With Radio Ethiopia, the Patti Smith Group made an effort to drop Horses‘ clumsiness in favor of a more refined, organic sound and grander artistic pretensions. Smith plays a lot of guitar on the album, and producer Jack Douglas renders the proceedings with great seriousness. Tracks like “Ask the Angels” and “Pumping (My Heart)” have a nearly routine rock sound, made special largely by Smith’s untrained but expressive voice and, of course, her highly individual songwriting.
Bruce Brody replaced Sohl for Easter, and Jimmy Iovine produced the album, which contains the band’s big hit single, “Because the Night,” co-written by Bruce Springsteen. Having proven that they could play as well as most bands, the PSG set out to make something of their sound; Iovine did a fine job. By this point a much more mature singer, Smith sounds confident and striking and the band keeps pace.
After the success of Easter, Smith stumbled on Wave, evidently the victim of overconfidence. Todd Rundgren’s production is inappropriate and Smith’s lyrics are preciously self-indulgent; although songs like “Dancing Barefoot” and “Frederick” are accessible and memorable, much of the record is unfocused and halfbaked, frequently insufferable. A misguided cover of the Byrds’ “So You Want to Be (A Rock ‘n’ Roll Star)” rings phony and selfconscious.

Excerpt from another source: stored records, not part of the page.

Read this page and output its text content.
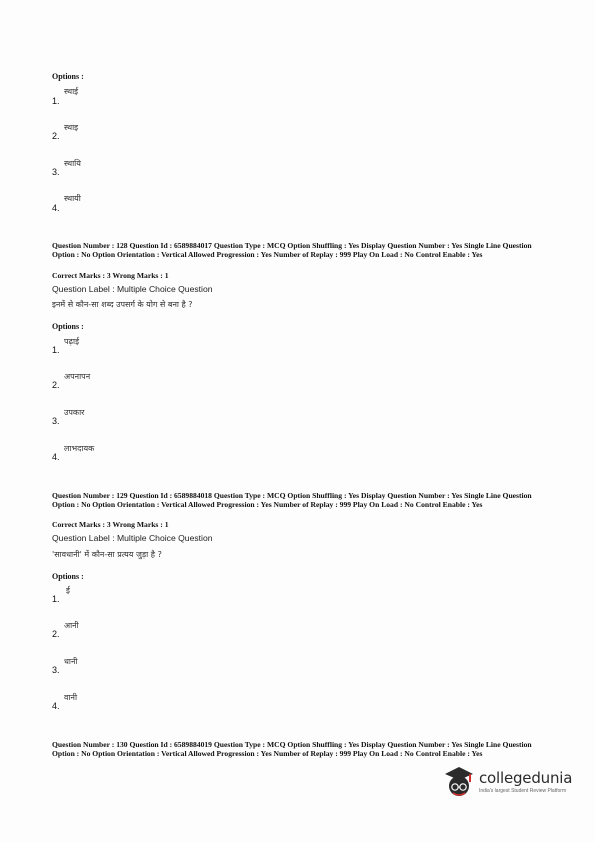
Options :
स्थाई
1.
स्थाइ
2.
स्थायि
3.
स्थायी
4.
Question Number : 128 Question Id : 6589884017 Question Type : MCQ Option Shuffling : Yes Display Question Number : Yes Single Line Question Option : No Option Orientation : Vertical Allowed Progression : Yes Number of Replay : 999 Play On Load : No Control Enable : Yes
Correct Marks : 3 Wrong Marks : 1
Question Label : Multiple Choice Question
इनमें से कौन-सा शब्द उपसर्ग के योग से बना है ?
Options :
पढ़ाई
1.
अपनापन
2.
उपकार
3.
लाभदायक
4.
Question Number : 129 Question Id : 6589884018 Question Type : MCQ Option Shuffling : Yes Display Question Number : Yes Single Line Question Option : No Option Orientation : Vertical Allowed Progression : Yes Number of Replay : 999 Play On Load : No Control Enable : Yes
Correct Marks : 3 Wrong Marks : 1
Question Label : Multiple Choice Question
'सावधानी' में कौन-सा प्रत्यय जुड़ा है ?
Options :
ई
1.
आनी
2.
धानी
3.
वानी
4.
Question Number : 130 Question Id : 6589884019 Question Type : MCQ Option Shuffling : Yes Display Question Number : Yes Single Line Question Option : No Option Orientation : Vertical Allowed Progression : Yes Number of Replay : 999 Play On Load : No Control Enable : Yes
collegedunia
India's largest Student Review Platform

Smith then took an extended career breather; she bailed out, moved to Detroit, married ex-MC5/Sonic’s Rendezvous Band guitarist Fred Smith and raised a family. The Smiths stayed far from the spotlight for nearly a decade, not releasing a new album until the summer of 1988. Like a lot of cherished fantasies, Dream of Life is, in reality, a big disappointment. Although Smith reassembled the troops — Daugherty and Sohl (who died of heart failure in June 1990) joined Fred Smith and a few others — and wrote all the songs with her husband (who co-produced with Jimmy Iovine), you can take the record off after the uplifting opener, “People Have the Power.” That fine single, which bears a passing resemblance to Starship, is the only sign of life on this bland effort. While an older and wiser Smith does her legend no serious damage here, the optimistic Dream of Life adds precious little to it.